Soon Prieto, who is fluent in English, was being interviewed live on CNN.
The meaning of hyper-connectivity
At practically the same moment, the most important 24-hour news television station in Chile, 24 Horas, was reporting only, "There has been a major earthquake and we have no further information at this time." In other words, Twitter users were providing better information than the major news outlets. 
For Prieto, founder of the popular techie-oriented blog, this event meant at least two things:
  • People move smoothly and transparently among various communication media without thinking about it. They use whatever is most convenient and useful in a given moment, be it  social networks, smartphones, RSS, email, tablets, chat, instant messaging, computers.
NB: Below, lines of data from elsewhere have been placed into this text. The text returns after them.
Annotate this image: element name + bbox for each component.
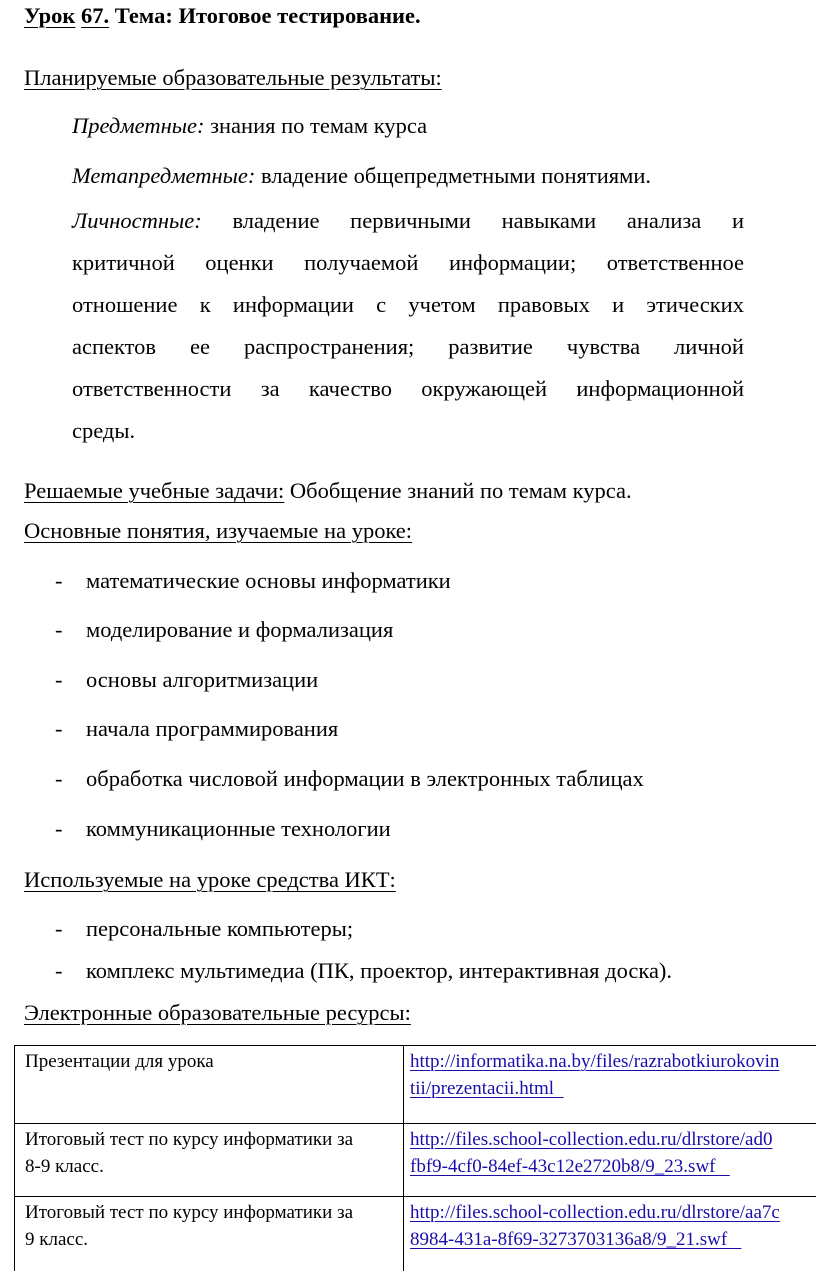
dash-bullet: - <box>55 916 63 941</box>
resource-link-line[interactable]: http://files.school-collection.edu.ru/dlrstore/ad0 <box>410 1129 773 1150</box>
resource-name-cell <box>15 1124 404 1197</box>
resource-link-line[interactable]: http://informatika.na.by/files/razrabotkiurokovin <box>410 1051 780 1072</box>
concept-item: начала программирования <box>86 716 339 741</box>
meta-text: владение общепредметными понятиями. <box>261 163 652 188</box>
lesson-topic: Тема: Итоговое тестирование. <box>109 3 421 28</box>
personal-line-6: среды. <box>72 418 136 443</box>
resource-link-line[interactable]: 8984-431a-8f69-3273703136a8/9_21.swf <box>410 1229 742 1250</box>
word: информации <box>232 292 354 317</box>
lesson-number: 67. <box>81 3 110 28</box>
word: информационной <box>576 376 744 401</box>
word: личной <box>674 334 744 359</box>
outcomes-heading: Планируемые образовательные результаты: <box>24 65 442 90</box>
word: ответственное <box>606 250 744 275</box>
ict-item: комплекс мультимедиа (ПК, проектор, интерактивная доска). <box>86 958 673 983</box>
word: распространения; <box>243 334 415 359</box>
word: с <box>376 292 387 317</box>
word: аспектов <box>72 334 157 359</box>
resource-name-cell <box>15 1046 404 1124</box>
meta-label: Метапредметные: <box>72 163 256 188</box>
word: оценки <box>205 250 274 275</box>
resource-link-cell <box>404 1197 816 1271</box>
resource-link-line[interactable]: tii/prezentacii.html <box>410 1078 564 1099</box>
word: к <box>199 292 211 317</box>
word: получаемой <box>304 250 419 275</box>
word: окружающей <box>421 376 548 401</box>
resources-table <box>14 1045 816 1271</box>
word: ответственности <box>72 376 232 401</box>
tasks-text: Обобщение знаний по темам курса. <box>284 478 632 503</box>
concept-item: основы алгоритмизации <box>86 667 319 692</box>
dash-bullet: - <box>55 766 63 791</box>
word: владение <box>232 208 320 233</box>
resource-name-cell <box>15 1197 404 1271</box>
dash-bullet: - <box>55 716 63 741</box>
dash-bullet: - <box>55 667 63 692</box>
resource-name-line: 9 класс. <box>25 1229 89 1250</box>
ict-heading: Используемые на уроке средства ИКТ: <box>24 867 396 892</box>
word: и <box>731 208 744 233</box>
word: критичной <box>72 250 175 275</box>
resources-heading: Электронные образовательные ресурсы: <box>24 1000 411 1025</box>
word: отношение <box>72 292 178 317</box>
word: правовых <box>497 292 590 317</box>
subject-text: знания по темам курса <box>210 113 428 138</box>
word: информации; <box>448 250 577 275</box>
resource-name-line: Итоговый тест по курсу информатики за <box>25 1129 354 1150</box>
word: ее <box>190 334 210 359</box>
dash-bullet: - <box>55 617 63 642</box>
resource-link-cell <box>404 1046 816 1124</box>
word: этических <box>646 292 744 317</box>
concept-item: обработка числовой информации в электронных таблицах <box>86 766 644 791</box>
word: качество <box>308 376 392 401</box>
word: за <box>260 376 280 401</box>
concept-item: математические основы информатики <box>86 568 451 593</box>
table-row <box>15 1197 816 1271</box>
word: чувства <box>566 334 641 359</box>
subject-label: Предметные: <box>72 113 205 138</box>
tasks-heading: Решаемые учебные задачи: <box>24 478 285 503</box>
concepts-heading: Основные понятия, изучаемые на уроке: <box>24 518 413 543</box>
lesson-word: Урок <box>24 3 76 28</box>
resource-link-line[interactable]: fbf9-4cf0-84ef-43c12e2720b8/9_23.swf <box>410 1156 730 1177</box>
resource-link-line[interactable]: http://files.school-collection.edu.ru/dlrstore/aa7c <box>410 1202 780 1223</box>
table-row <box>15 1046 816 1124</box>
dash-bullet: - <box>55 568 63 593</box>
word: навыками <box>501 208 597 233</box>
table-row <box>15 1124 816 1197</box>
word: развитие <box>448 334 533 359</box>
resource-name-line: 8-9 класс. <box>25 1156 104 1177</box>
resource-link-cell <box>404 1124 816 1197</box>
ict-item: персональные компьютеры; <box>86 916 354 941</box>
resource-name-line: Презентации для урока <box>25 1051 214 1072</box>
dash-bullet: - <box>55 958 63 983</box>
word: учетом <box>408 292 476 317</box>
personal-label: Личностные: <box>72 208 202 233</box>
concept-item: коммуникационные технологии <box>86 816 391 841</box>
word: анализа <box>626 208 702 233</box>
word: первичными <box>350 208 471 233</box>
word: и <box>612 292 625 317</box>
dash-bullet: - <box>55 816 63 841</box>
resource-name-line: Итоговый тест по курсу информатики за <box>25 1202 354 1223</box>
concept-item: моделирование и формализация <box>86 617 394 642</box>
If one doesn't work, they use another.
  • The safety forces and mass media need a voice in popular media to counter the tendency of people to speculate, spread rumors and create misinformation in the absence of official information. 

In a presentation to the Laboratory of Digital News Entrepreneurship of the New Journalism Foundation in Colombia,  Prieto told how in a matter of hours, the Chilean Army and police authorities established a presence on Twitter to give people up-to-date information about where to find help and how to avoid danger. 
Implications for media
In a world with this kind of hyper connectivity, a news website can extend its influence by making itself available on many devices and many channels. That is the philosophy of Prieto's company,, the parent company of Fayerwayer.
The 13 vertical media in the group offer their articles on email, RSS, social networks -- you name it -- and even encourage users to copy-paste without necessarily linking to the original article. They want their brand in as many places as possible. It is a counter-intuitive strategy -- by giving more away, you get more in return.
Evidently the strategy is working. Betazeta's verticals attract 8 million visitors a month. Revenues have grown from $6,000 in 2007 to an estimated $2.5 million in 2011.  
Hyperconnectivity is not just for a few geeks, he says, but even for grandmas, who use email, social networks and text messages to stay connected with their extended families. 
The dream of Betazeta, Prieto says, is to revolutionize mass media by changing the power structure of the industry. Instead of spreading the political agendas of media moguls like Rupert Murdoch and Arianna Huffington, he hopes to build an information model based on user-generated content. 
His advice to digital news entrepreneurs: Create a community. Engage that community by reacting to its comments and contributions to your website. Give them feedback so they know you're paying attention. The community, he says, defines the power of the medium, not the owner.